Why Satchel Quest stands out
– Double-sided chips introduce a strategic twist: each chip has two sides with different types, encouraging players to adapt on the fly if a monster or chest seems unwise to commit to a given side. This reduces the risk of “busting” in a traditional push-your-luck sense, while maintaining a dynamic, puzzle-like feel.
– The game leans into position-based puzzle mechanics rather than pure luck. Players aren’t just drawing to a random outcome; they’re arranging chips to unlock rewards and minimize damage, with careful planning across multiple floors and five consecutive dungeons.
– Diverse character abilities and a modular skill tree ensure each playthrough can feel distinct. The fighter, alchemist, wizard, and rogue each bring unique benefits, and a random subset of eight of twelve possible skills keeps configurations fresh.
– The art, flavor, and animal-theme lend a lighter, family-friendly vibe to a dungeon-crawl framework, making it approachable for newer gamers while still offering depth for seasoned players.

What to watch for
– Some icons and symbols, particularly the XP vs VP differentiation and chest indicators, may need a moment to read clearly in early prototypes. The final production version aims to improve legibility, but as with many Kickstarter previews, small tweaks are likely before release.
– The memory element—tracking what’s left in your bag and what you’ve placed where—can be tricky, especially as the board state grows. This is part of the puzzle charm, but players should be prepared for a degree of cognitive load.

A note on pacing and feel
– Satchel Quest sits at an approachable intersection of puzzle and light dungeon-crawl, with competition largely around timing purchases and being mindful of shop stock rotation. The engine rewards efficient planning, timely upgrades, and smart use of resources across both dungeon floors and the village economy.

Bottom line
Satchel Quest offers a bright, family-friendly entry into bag-building mechanics with a dungeon-crawl twist.
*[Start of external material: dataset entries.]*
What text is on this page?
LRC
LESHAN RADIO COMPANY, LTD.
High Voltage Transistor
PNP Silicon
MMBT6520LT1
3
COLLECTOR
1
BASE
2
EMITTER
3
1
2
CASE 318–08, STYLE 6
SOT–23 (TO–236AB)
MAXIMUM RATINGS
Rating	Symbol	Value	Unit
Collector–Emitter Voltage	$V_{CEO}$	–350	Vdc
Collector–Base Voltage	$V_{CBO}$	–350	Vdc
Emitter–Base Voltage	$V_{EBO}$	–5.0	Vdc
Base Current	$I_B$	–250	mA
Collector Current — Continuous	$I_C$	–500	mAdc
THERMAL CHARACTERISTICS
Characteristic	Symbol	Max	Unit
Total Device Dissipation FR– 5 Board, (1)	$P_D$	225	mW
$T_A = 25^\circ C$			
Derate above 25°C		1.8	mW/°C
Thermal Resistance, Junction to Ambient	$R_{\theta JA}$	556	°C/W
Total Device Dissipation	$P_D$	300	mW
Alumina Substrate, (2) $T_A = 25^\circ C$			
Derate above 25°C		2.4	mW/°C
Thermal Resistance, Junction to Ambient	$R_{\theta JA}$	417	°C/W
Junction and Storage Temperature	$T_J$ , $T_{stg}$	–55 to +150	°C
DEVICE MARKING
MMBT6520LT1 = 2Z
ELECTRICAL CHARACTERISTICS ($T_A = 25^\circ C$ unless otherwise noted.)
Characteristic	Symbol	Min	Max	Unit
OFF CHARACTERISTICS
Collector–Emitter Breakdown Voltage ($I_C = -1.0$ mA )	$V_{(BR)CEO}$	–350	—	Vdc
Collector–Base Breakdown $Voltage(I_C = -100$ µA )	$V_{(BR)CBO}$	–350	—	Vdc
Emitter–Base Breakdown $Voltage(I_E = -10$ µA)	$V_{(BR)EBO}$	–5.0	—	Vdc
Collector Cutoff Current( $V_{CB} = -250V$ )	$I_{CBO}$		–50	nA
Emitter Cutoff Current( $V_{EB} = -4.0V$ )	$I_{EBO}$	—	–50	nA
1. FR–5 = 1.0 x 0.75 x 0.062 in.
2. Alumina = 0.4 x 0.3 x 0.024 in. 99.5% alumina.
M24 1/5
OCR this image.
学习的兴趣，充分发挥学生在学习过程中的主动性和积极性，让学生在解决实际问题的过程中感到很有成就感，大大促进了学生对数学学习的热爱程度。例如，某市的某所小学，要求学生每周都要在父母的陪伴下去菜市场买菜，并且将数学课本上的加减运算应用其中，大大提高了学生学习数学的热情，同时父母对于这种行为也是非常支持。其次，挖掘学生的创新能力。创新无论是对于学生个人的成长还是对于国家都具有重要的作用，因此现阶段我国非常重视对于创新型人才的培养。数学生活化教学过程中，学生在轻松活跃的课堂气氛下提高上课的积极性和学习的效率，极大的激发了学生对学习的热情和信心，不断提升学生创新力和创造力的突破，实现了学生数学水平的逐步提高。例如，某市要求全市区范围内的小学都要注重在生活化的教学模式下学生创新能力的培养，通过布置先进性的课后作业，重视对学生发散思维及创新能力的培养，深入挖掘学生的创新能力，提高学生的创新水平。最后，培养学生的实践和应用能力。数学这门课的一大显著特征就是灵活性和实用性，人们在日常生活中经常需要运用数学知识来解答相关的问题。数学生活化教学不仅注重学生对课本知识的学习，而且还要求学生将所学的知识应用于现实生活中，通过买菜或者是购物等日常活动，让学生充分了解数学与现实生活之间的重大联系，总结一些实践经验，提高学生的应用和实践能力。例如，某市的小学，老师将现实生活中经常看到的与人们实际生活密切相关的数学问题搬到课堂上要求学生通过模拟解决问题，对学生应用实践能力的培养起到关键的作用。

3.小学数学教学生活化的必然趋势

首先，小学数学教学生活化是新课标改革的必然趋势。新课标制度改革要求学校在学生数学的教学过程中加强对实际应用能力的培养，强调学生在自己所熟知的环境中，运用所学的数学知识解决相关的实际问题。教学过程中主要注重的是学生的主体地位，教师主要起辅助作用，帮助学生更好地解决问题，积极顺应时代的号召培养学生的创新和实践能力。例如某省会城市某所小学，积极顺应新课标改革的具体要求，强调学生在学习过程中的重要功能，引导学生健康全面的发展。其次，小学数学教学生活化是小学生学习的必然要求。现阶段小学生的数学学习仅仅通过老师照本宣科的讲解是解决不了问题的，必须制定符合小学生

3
Its standout feature—the two-sided chips—creates a resilient puzzle that rewards foresight and adaptability. With charming animal adventurers, strong art direction, and a set of modular paths and shops, the game has potential to become a regular on family game nights and gaming groups alike. Kickstarter backers can look forward to exclusive adventure content and upgraded components that enhance the tactile experience. If you enjoy strategic bag-builders with a touch of dungeon exploration, Satchel Quest is worth watching as it moves toward its crowdfunding goal.